From April 1871 to January 1876 he was employed in the War Office as assistant director of artillery. During this time he made several visits abroad to report on artillery questions: to Berlin in 1872 to France and to the Vienna exhibition in 1873. He also accompanied the Duke of Edinburgh to Russia in 1874. In his reports he still adhered to his preference for muzzle-loading guns, and did not think Great Britain had much to borrow from foreign artillery.

He became brevet-colonel on 22 August 1873, and regimental colonel on 25 September 1877. In January 1879 he was appointed to command the royal artillery at Aldershot, but in the following month he was sent out to South Africa, in a similar capacity, to take part in the Zulu War, which was then entering on its second stage. While he was inspecting one of his batteries his horse fell with him, and broke his wrist; and this prevented his being present at Ulundi. After his return, in 1883, he became director of artillery at the war office, with the temporary rank of brigadier-general. He resigned this post at the end of 1884 on account of ill-health.

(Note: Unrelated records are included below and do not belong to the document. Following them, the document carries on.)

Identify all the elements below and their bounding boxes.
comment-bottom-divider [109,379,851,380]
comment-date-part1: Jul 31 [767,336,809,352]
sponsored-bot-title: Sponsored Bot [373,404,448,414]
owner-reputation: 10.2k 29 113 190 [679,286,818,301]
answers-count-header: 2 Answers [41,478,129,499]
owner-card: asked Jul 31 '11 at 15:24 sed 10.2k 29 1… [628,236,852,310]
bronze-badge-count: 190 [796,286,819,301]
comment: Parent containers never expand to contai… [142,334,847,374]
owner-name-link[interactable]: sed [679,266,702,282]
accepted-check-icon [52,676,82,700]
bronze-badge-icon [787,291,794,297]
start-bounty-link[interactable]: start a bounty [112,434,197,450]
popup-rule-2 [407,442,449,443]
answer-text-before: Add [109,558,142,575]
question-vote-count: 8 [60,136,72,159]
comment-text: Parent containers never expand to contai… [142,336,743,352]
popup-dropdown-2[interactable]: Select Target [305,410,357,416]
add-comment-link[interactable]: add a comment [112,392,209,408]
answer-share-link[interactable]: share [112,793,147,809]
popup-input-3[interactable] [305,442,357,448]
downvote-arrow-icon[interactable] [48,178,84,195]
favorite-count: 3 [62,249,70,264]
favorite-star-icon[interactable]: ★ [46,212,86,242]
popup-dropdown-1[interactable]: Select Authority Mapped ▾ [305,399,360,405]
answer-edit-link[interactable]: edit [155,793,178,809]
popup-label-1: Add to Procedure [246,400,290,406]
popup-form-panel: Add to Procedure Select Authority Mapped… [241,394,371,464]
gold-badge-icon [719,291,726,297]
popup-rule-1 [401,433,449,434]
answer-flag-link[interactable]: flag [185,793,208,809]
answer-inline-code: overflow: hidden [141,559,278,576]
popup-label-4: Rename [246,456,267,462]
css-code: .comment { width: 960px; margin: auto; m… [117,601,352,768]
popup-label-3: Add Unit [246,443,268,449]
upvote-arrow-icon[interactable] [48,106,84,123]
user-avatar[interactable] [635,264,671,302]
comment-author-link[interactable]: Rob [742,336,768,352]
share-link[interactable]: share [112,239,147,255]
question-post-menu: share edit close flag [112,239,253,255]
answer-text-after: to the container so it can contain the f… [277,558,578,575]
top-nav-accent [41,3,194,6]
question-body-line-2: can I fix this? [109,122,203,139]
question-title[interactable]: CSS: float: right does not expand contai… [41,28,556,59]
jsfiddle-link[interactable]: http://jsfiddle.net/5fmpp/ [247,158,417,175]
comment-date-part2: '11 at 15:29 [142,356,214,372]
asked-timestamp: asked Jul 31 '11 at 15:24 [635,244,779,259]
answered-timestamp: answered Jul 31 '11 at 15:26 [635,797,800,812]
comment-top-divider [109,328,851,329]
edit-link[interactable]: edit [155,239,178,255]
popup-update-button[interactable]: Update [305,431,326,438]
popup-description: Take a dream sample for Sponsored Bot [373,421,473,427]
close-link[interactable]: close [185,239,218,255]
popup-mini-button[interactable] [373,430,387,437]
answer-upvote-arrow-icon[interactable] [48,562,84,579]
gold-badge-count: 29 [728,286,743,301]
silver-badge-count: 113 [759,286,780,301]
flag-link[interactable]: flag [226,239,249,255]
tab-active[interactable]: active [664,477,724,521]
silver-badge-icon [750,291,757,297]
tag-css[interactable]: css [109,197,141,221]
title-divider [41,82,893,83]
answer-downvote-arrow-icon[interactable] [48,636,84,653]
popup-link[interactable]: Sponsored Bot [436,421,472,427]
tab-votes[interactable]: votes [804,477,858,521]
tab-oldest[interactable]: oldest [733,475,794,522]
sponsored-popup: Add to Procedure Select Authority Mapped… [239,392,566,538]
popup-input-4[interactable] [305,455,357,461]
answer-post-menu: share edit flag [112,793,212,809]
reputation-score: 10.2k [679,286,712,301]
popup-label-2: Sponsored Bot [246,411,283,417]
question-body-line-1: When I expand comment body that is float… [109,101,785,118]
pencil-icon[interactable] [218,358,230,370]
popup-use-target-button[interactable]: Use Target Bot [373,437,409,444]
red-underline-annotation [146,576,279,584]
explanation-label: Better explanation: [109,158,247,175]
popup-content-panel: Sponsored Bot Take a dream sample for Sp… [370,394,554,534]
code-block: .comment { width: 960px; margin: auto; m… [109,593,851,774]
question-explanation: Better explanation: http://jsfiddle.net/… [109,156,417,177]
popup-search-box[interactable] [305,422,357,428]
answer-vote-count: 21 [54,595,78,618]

On 1 May 1885 lie was appointed inspector-general of artillery, with the rank of major-general. On 28 July 1886 he died on board the steamer Mistletoe while engaged in the inspection of the artillery at Guernsey. He was buried with military honours at Cheriton, near Sandgate. A tablet and window in memory of him were put up in St. George's garrison church at Woolwich by his brother-officers.

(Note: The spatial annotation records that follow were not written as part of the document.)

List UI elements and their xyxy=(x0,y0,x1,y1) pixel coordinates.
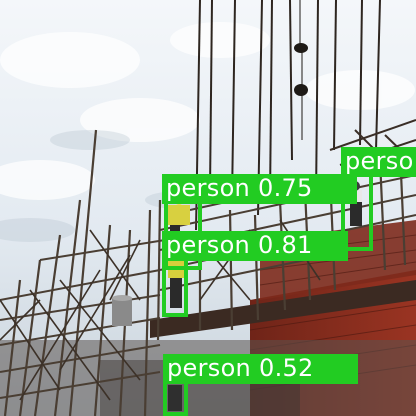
barrel xyxy=(112,295,132,326)
detection-label-4: perso xyxy=(341,147,416,177)
detection-label-2: person 0.81 xyxy=(162,231,348,261)
detection-scene: person 0.75 person 0.81 person 0.52 pers… xyxy=(0,0,416,416)
detection-label-3: person 0.52 xyxy=(163,354,358,384)
detection-label-1: person 0.75 xyxy=(162,174,357,204)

Reilly's knowledge of all matters pertaining to his arm of the service was most comprehensive, and as a practical artilleryman he had no rival. The energy that underlay his normal composure was conspicuously shown in the last months of his life, when he vindicated the ordnance department from the charges formulated by Colonel Hope in the columns of the Times. 'I deny the charges you make; I defy you to prove them; I assert that they are false!' was the last emphatic declaration of Reilly, written from Guernsey. A commission on warlike stores was appointed, under the chairmanship of Sir James Fitzjames Stephen to investigate the allegations; its report supported the charge of weak administration, but refuted that of corruption.

==Works==
Reilly published, besides pamphlets on the artillery or military organisation of France and Prussia:
1. An Account of the Artillery Operations before Sebastopol 4to, 1859 (written by desire of the Secretary of State for War).
2. Military Forces of the Kingdom pamphlet, 1867.
3. Supply of Ammunition to an Army in the Field, pamphlet, 1873.
4. War Material at the Vienna Exhibition, pamphlet, 1873.